Shortly before announcing that Hugo Chávez died, Venezuela’s government resorted to one of the late president’s favorite ploys to try to unite his supporters: allege a conspiracy by the U.S. to destabilize the country.

Vice President Nicolás Maduro kicked out two U.S. military attachés for allegedly plotting against Venezuela and even suggested that Washington may have been behind Mr. Chávez’s cancer.

“Behind all of [the plots] are the enemies of the fatherland,” Mr. Maduro said on state television, flanked by the entire cabinet, state governors and Venezuela’s military commanders.

Mr. Maduro said that the U.S. Embassy’s Air Force attaché, Col. David Delmonaco, and another unnamed U.S. military official had approached members of the Venezuelan military and tried to recruit them into plans to “destabilize” the oil-rich South American nation. Mr. Maduro didn’t offer further details on the alleged plot.

Mr. Maduro also suggested that the country’s “historic enemies,” a phrase long used in Venezuela to refer to the U.S. and its allies, may have caused Mr. Chávez’s cancer. He said the country would likely discover in the future that Mr. Chávez “was attacked with this illness.”

This is the response of the government of a country which is going down the tubes?

And let’s remember what the last presidential election was like. Consider this story about Henrique Capriles, who challenged Chavez last year, and who is likely to challenge his successor, Maduro, in upcoming elections.
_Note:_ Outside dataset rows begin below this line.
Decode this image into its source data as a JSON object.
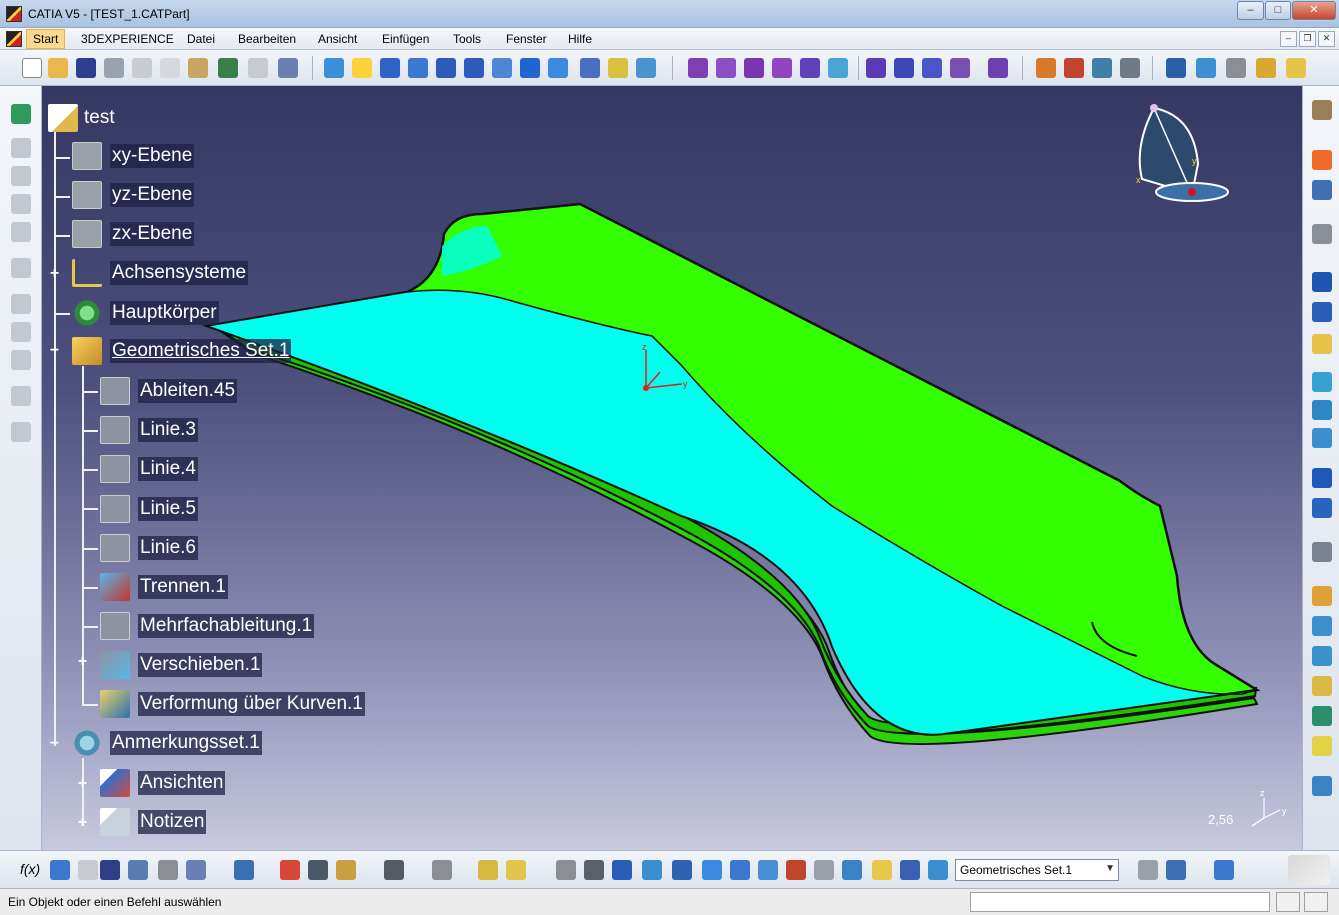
{
  "window": {
    "title": "CATIA V5 - [TEST_1.CATPart]",
    "min": "–",
    "max": "□",
    "close": "✕"
  },
  "menu": {
    "items": [
      "Start",
      "3DEXPERIENCE",
      "Datei",
      "Bearbeiten",
      "Ansicht",
      "Einfügen",
      "Tools",
      "Fenster",
      "Hilfe"
    ],
    "mdi": {
      "min": "–",
      "restore": "❐",
      "close": "✕"
    }
  },
  "tree": {
    "root": "test",
    "nodes": {
      "xy": "xy-Ebene",
      "yz": "yz-Ebene",
      "zx": "zx-Ebene",
      "axis": "Achsensysteme",
      "body": "Hauptkörper",
      "geoset": "Geometrisches Set.1",
      "ableiten": "Ableiten.45",
      "linie3": "Linie.3",
      "linie4": "Linie.4",
      "linie5": "Linie.5",
      "linie6": "Linie.6",
      "trennen": "Trennen.1",
      "mehrfach": "Mehrfachableitung.1",
      "verschieben": "Verschieben.1",
      "verformung": "Verformung über Kurven.1",
      "anmerkung": "Anmerkungsset.1",
      "ansichten": "Ansichten",
      "notizen": "Notizen"
    }
  },
  "viewport": {
    "zoom": "2,56",
    "axis_labels": {
      "x": "x",
      "y": "y",
      "z": "z"
    }
  },
  "bottom_toolbar": {
    "fx": "f(x)",
    "current_set": "Geometrisches Set.1"
  },
  "status": {
    "message": "Ein Objekt oder einen Befehl auswählen",
    "command_value": ""
  },
  "colors": {
    "surface_green": "#33ff00",
    "surface_cyan": "#00ffee",
    "background_top": "#353862",
    "background_bottom": "#c8c9de"
  }
}
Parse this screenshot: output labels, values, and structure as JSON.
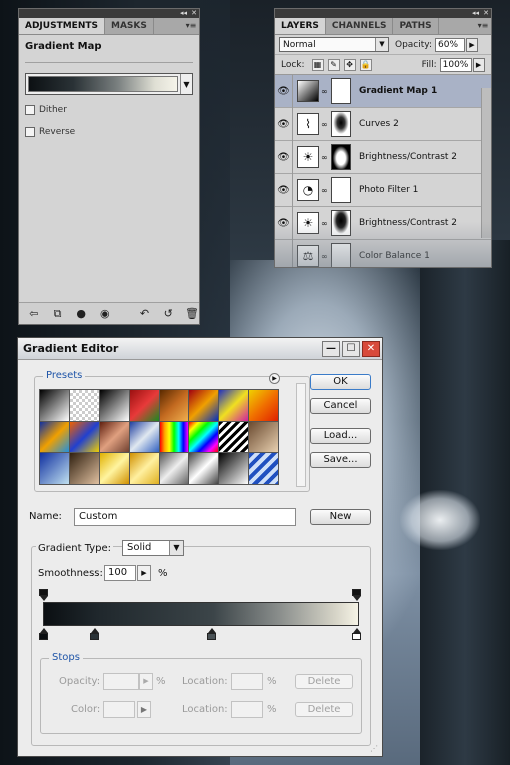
{
  "adjustments_panel": {
    "tabs": [
      "ADJUSTMENTS",
      "MASKS"
    ],
    "title": "Gradient Map",
    "dither_label": "Dither",
    "reverse_label": "Reverse"
  },
  "layers_panel": {
    "tabs": [
      "LAYERS",
      "CHANNELS",
      "PATHS"
    ],
    "blend_mode": "Normal",
    "opacity_label": "Opacity:",
    "opacity_value": "60%",
    "lock_label": "Lock:",
    "fill_label": "Fill:",
    "fill_value": "100%",
    "layers": [
      {
        "name": "Gradient Map 1",
        "icon": "gradient-thumb",
        "selected": true
      },
      {
        "name": "Curves 2",
        "icon": "curves-thumb",
        "selected": false
      },
      {
        "name": "Brightness/Contrast 2",
        "icon": "sun-thumb",
        "selected": false
      },
      {
        "name": "Photo Filter 1",
        "icon": "filter-thumb",
        "selected": false
      },
      {
        "name": "Brightness/Contrast 2",
        "icon": "sun-thumb",
        "selected": false
      },
      {
        "name": "Color Balance 1",
        "icon": "balance-thumb",
        "selected": false
      }
    ]
  },
  "gradient_editor": {
    "title": "Gradient Editor",
    "presets_label": "Presets",
    "buttons": {
      "ok": "OK",
      "cancel": "Cancel",
      "load": "Load...",
      "save": "Save...",
      "new": "New",
      "delete": "Delete"
    },
    "name_label": "Name:",
    "name_value": "Custom",
    "gradient_type_label": "Gradient Type:",
    "gradient_type_value": "Solid",
    "smoothness_label": "Smoothness:",
    "smoothness_value": "100",
    "percent": "%",
    "stops_label": "Stops",
    "opacity_label": "Opacity:",
    "color_label": "Color:",
    "location_label": "Location:"
  }
}
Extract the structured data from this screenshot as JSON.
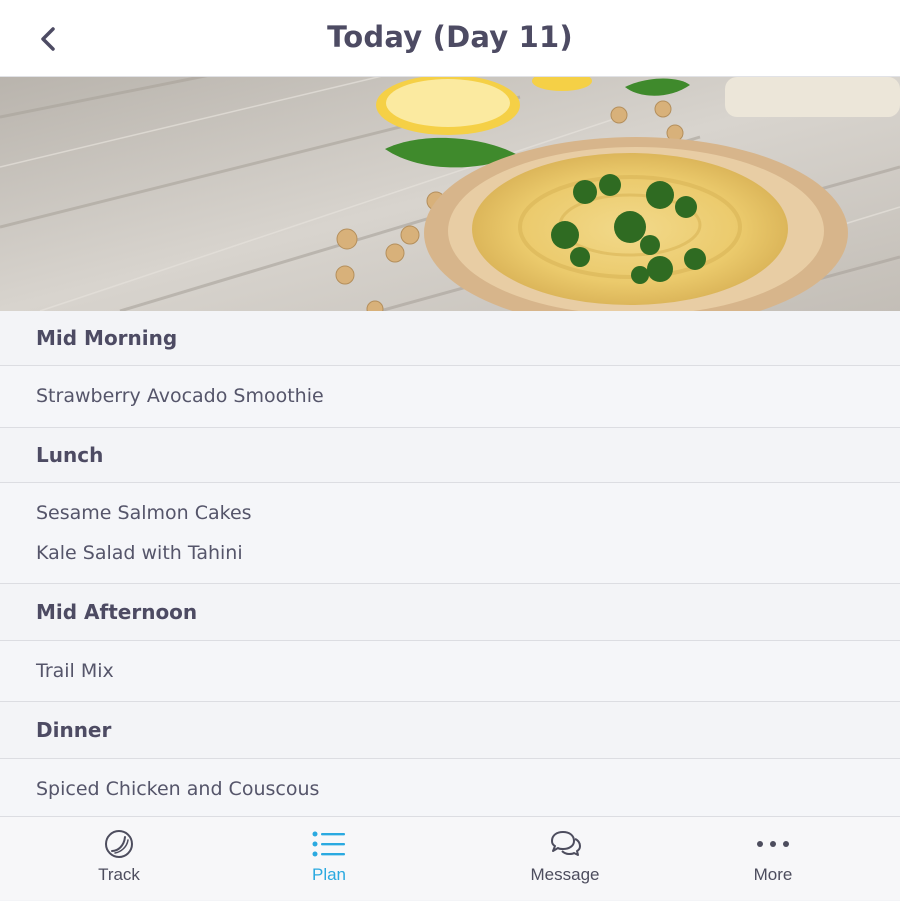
{
  "header": {
    "title": "Today (Day 11)",
    "back_icon": "chevron-left-icon"
  },
  "meals": [
    {
      "name": "Mid Morning",
      "items": [
        "Strawberry Avocado Smoothie"
      ]
    },
    {
      "name": "Lunch",
      "items": [
        "Sesame Salmon Cakes",
        "Kale Salad with Tahini"
      ]
    },
    {
      "name": "Mid Afternoon",
      "items": [
        "Trail Mix"
      ]
    },
    {
      "name": "Dinner",
      "items": [
        "Spiced Chicken and Couscous"
      ]
    }
  ],
  "tabbar": {
    "tabs": [
      {
        "label": "Track",
        "icon": "track-icon",
        "active": false
      },
      {
        "label": "Plan",
        "icon": "list-icon",
        "active": true
      },
      {
        "label": "Message",
        "icon": "chat-icon",
        "active": false
      },
      {
        "label": "More",
        "icon": "more-dots-icon",
        "active": false
      }
    ]
  },
  "colors": {
    "accent": "#2aa9e0",
    "title": "#4d4b63",
    "background": "#f3f4f7"
  }
}
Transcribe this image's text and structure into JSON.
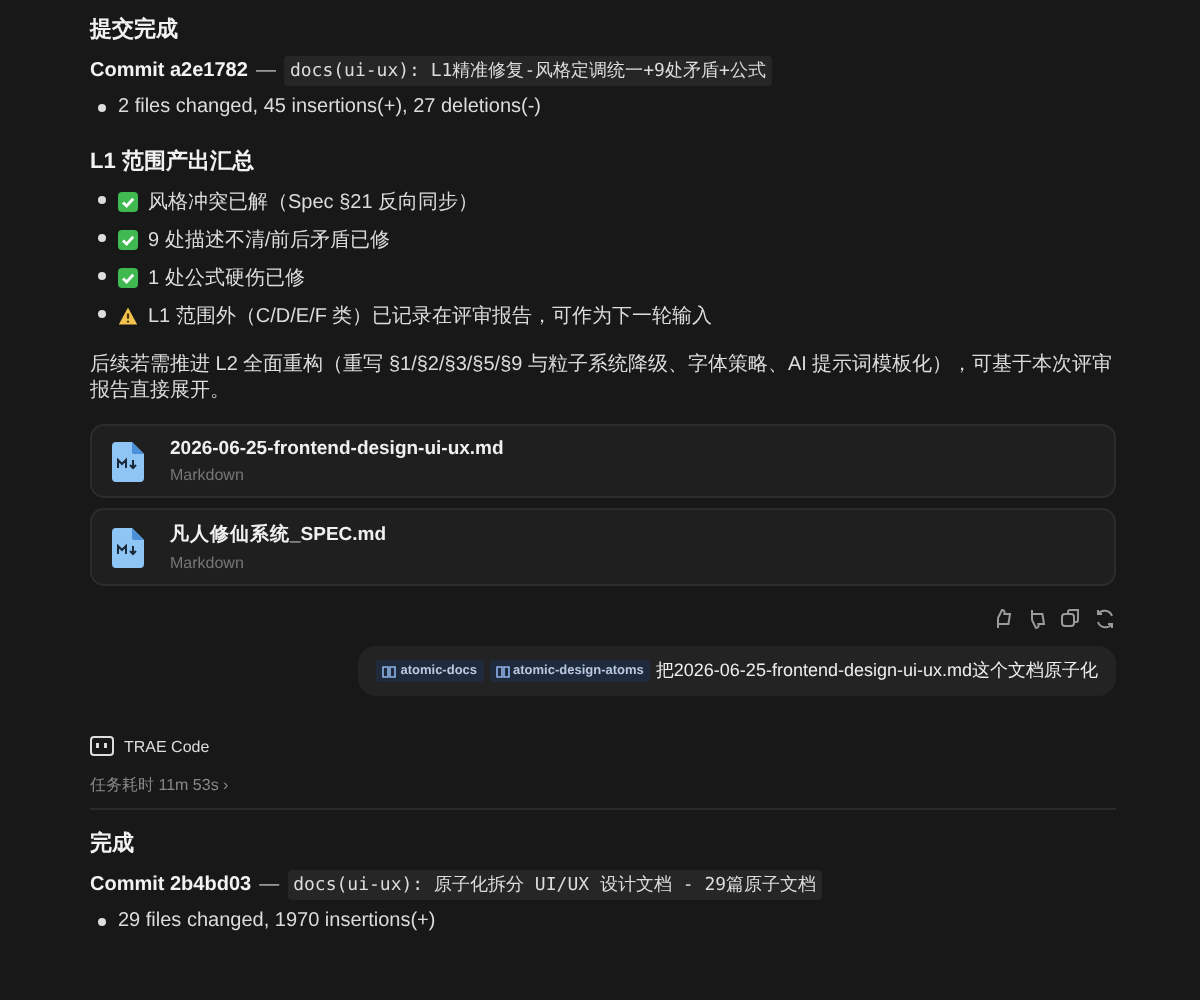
{
  "sections": [
    {
      "heading": "提交完成",
      "commit": {
        "label": "Commit a2e1782",
        "dash": "—",
        "message": "docs(ui-ux): L1精准修复-风格定调统一+9处矛盾+公式"
      },
      "stats": [
        "2 files changed, 45 insertions(+), 27 deletions(-)"
      ]
    }
  ],
  "summary": {
    "heading": "L1 范围产出汇总",
    "items": [
      {
        "kind": "done",
        "text": "风格冲突已解（Spec §21 反向同步）"
      },
      {
        "kind": "done",
        "text": "9 处描述不清/前后矛盾已修"
      },
      {
        "kind": "done",
        "text": "1 处公式硬伤已修"
      },
      {
        "kind": "warning",
        "text": "L1 范围外（C/D/E/F 类）已记录在评审报告，可作为下一轮输入"
      }
    ],
    "note": "后续若需推进 L2 全面重构（重写 §1/§2/§3/§5/§9 与粒子系统降级、字体策略、AI 提示词模板化），可基于本次评审报告直接展开。"
  },
  "files": [
    {
      "name": "2026-06-25-frontend-design-ui-ux.md",
      "type": "Markdown"
    },
    {
      "name": "凡人修仙系统_SPEC.md",
      "type": "Markdown"
    }
  ],
  "user_message": {
    "tags": [
      "atomic-docs",
      "atomic-design-atoms"
    ],
    "text": "把2026-06-25-frontend-design-ui-ux.md这个文档原子化"
  },
  "agent": {
    "name": "TRAE Code",
    "duration": "任务耗时 11m 53s",
    "expand": "›"
  },
  "result": {
    "heading": "完成",
    "commit": {
      "label": "Commit 2b4bd03",
      "dash": "—",
      "message": "docs(ui-ux): 原子化拆分 UI/UX 设计文档 - 29篇原子文档"
    },
    "stats": [
      "29 files changed, 1970 insertions(+)"
    ]
  }
}
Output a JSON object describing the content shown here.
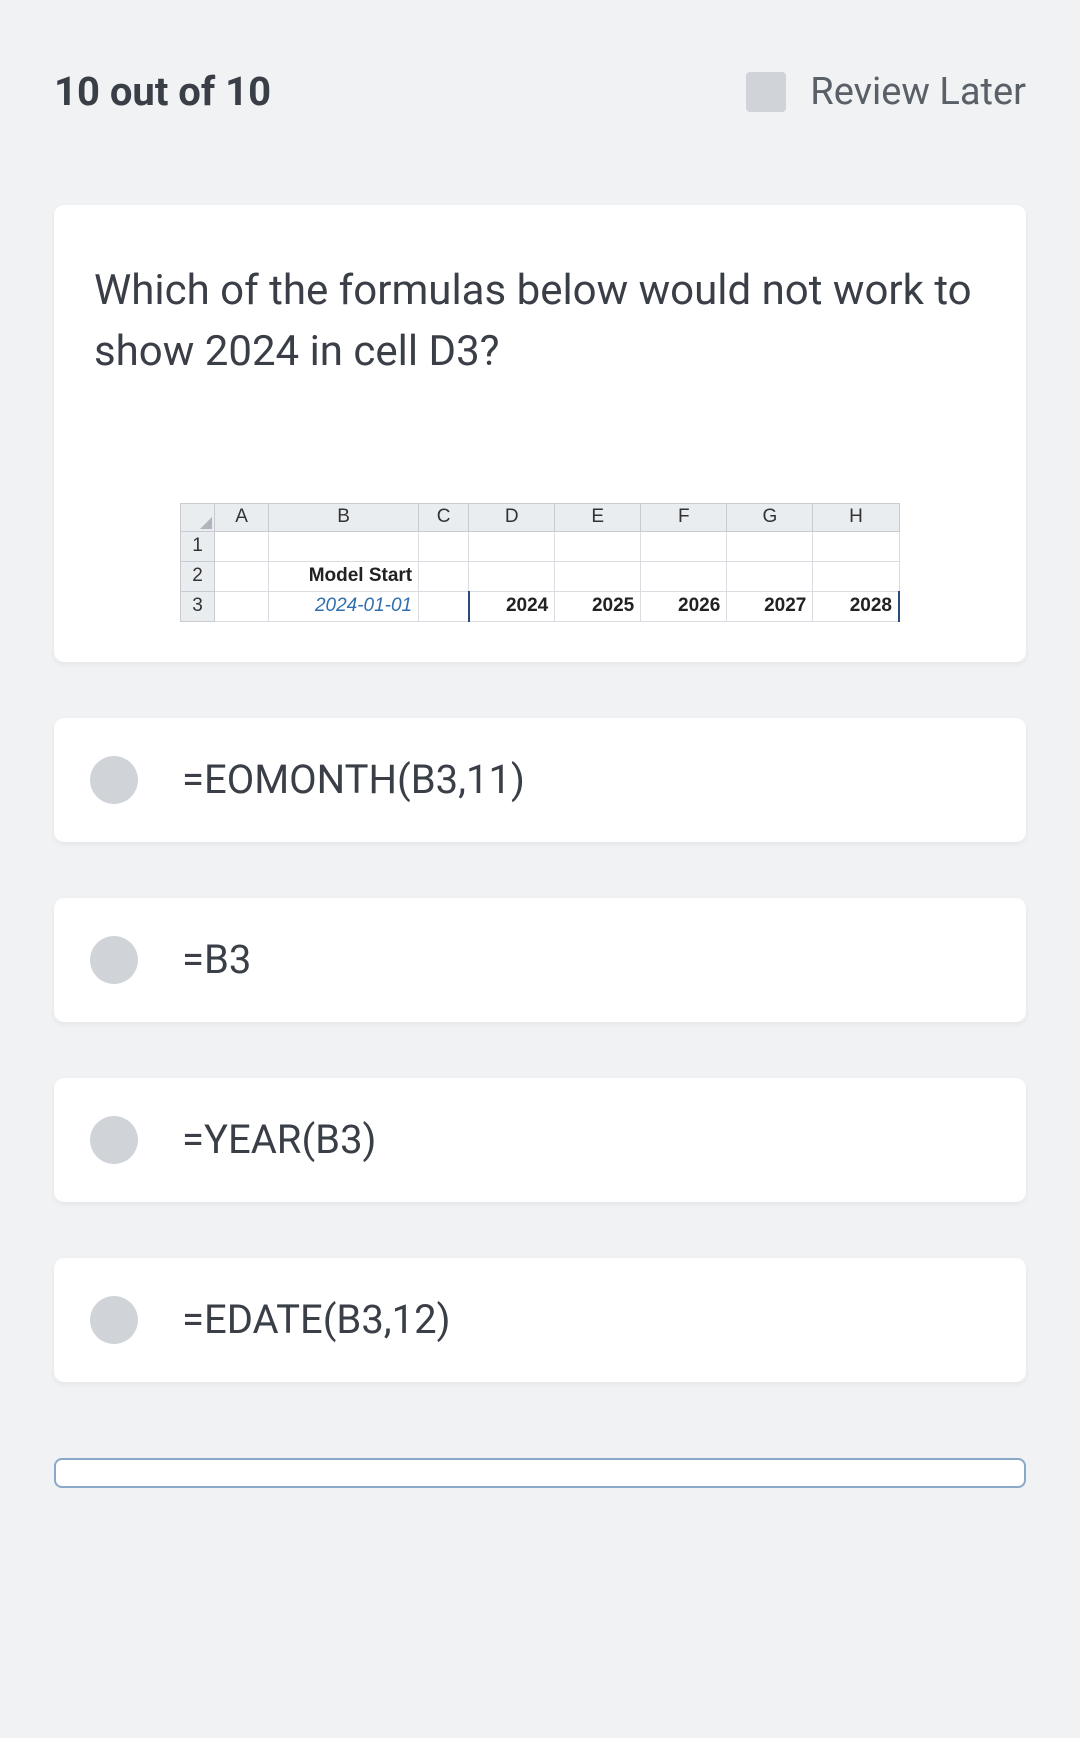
{
  "header": {
    "progress": "10 out of 10",
    "review_label": "Review Later"
  },
  "question": {
    "text": "Which of the formulas below would not work to show 2024 in cell D3?"
  },
  "spreadsheet": {
    "columns": [
      "A",
      "B",
      "C",
      "D",
      "E",
      "F",
      "G",
      "H"
    ],
    "rows": [
      "1",
      "2",
      "3"
    ],
    "b2_label": "Model Start",
    "b3_value": "2024-01-01",
    "years": [
      "2024",
      "2025",
      "2026",
      "2027",
      "2028"
    ]
  },
  "options": [
    {
      "label": "=EOMONTH(B3,11)"
    },
    {
      "label": "=B3"
    },
    {
      "label": "=YEAR(B3)"
    },
    {
      "label": "=EDATE(B3,12)"
    }
  ]
}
Look at what he had to put up with:

Last year, government supporters threw racist and homophobic taunts at Capriles, who has Jewish roots and lost great-grandparents in the Treblinka concentration camp in German-occupied Poland during World War Two.

One can be certain that these attacks were approved by Chavez, or by people close to him.

This blog post has gone on for a while, so I will close it by recommending this piece by Zack Beauchamp, who is on the other side of me politically, but who is a worthy and interesting interlocutor on Twitter. He urges Democrats not to think fondly of Chavez—and isn’t it sad that some Democrats needed urging? Finally, consider this from the late and missed Christopher Hitchens regarding a 2008 trip to Venezuela:

Recent accounts of Hugo Chávez’s politicized necrophilia may seem almost too lurid to believe, but I can testify from personal experience that they may well be an understatement. In the early hours of July 16—just at the midnight hour, to be precise—Venezuela’s capo officiated at a grisly ceremony. This involved the exhumation of the mortal remains of Simón Bolívar, leader of Latin America’s rebellion against Spain, who died in 1830. According to a vividly written article by Thor Halvorssen in the July 25 Washington Post, the skeleton was picked apart—even as Chávez tweeted the proceedings for his audience—and some teeth and bone fragments were taken away for testing. The residual pieces were placed in a coffin stamped with the Chávez government’s seal. In one of the rather free-associating speeches for which he has become celebrated, Chávez appealed to Jesus Christ to restage the raising of Lazarus and reanimate Bolívar’s constituent parts. He went on:

“I had some doubts, but after seeing his remains, my heart said, ‘Yes, it is me.’ Father, is that you, or who are you? The answer: ‘It is me, but I awaken every hundred years when the people awaken.’ “

As if “channeling” this none-too-subtle identification of Chávez with the national hero, Venezuelan television was compelled to run images of Bolívar, followed by footage of the remains, and then pictures of the boss. The national anthem provided the soundtrack. Not since North Korean media declared Kim Jong-il to be the reincarnation of Kim Il Sung has there been such a blatant attempt to create a necrocracy, or perhaps mausolocracy, in which a living claimant assumes the fleshly mantle of the departed.

If only Hugo Chavez were as obsessed with venerating the living as he was with glorifying the dead, Venezuelans may have done better under his leadership.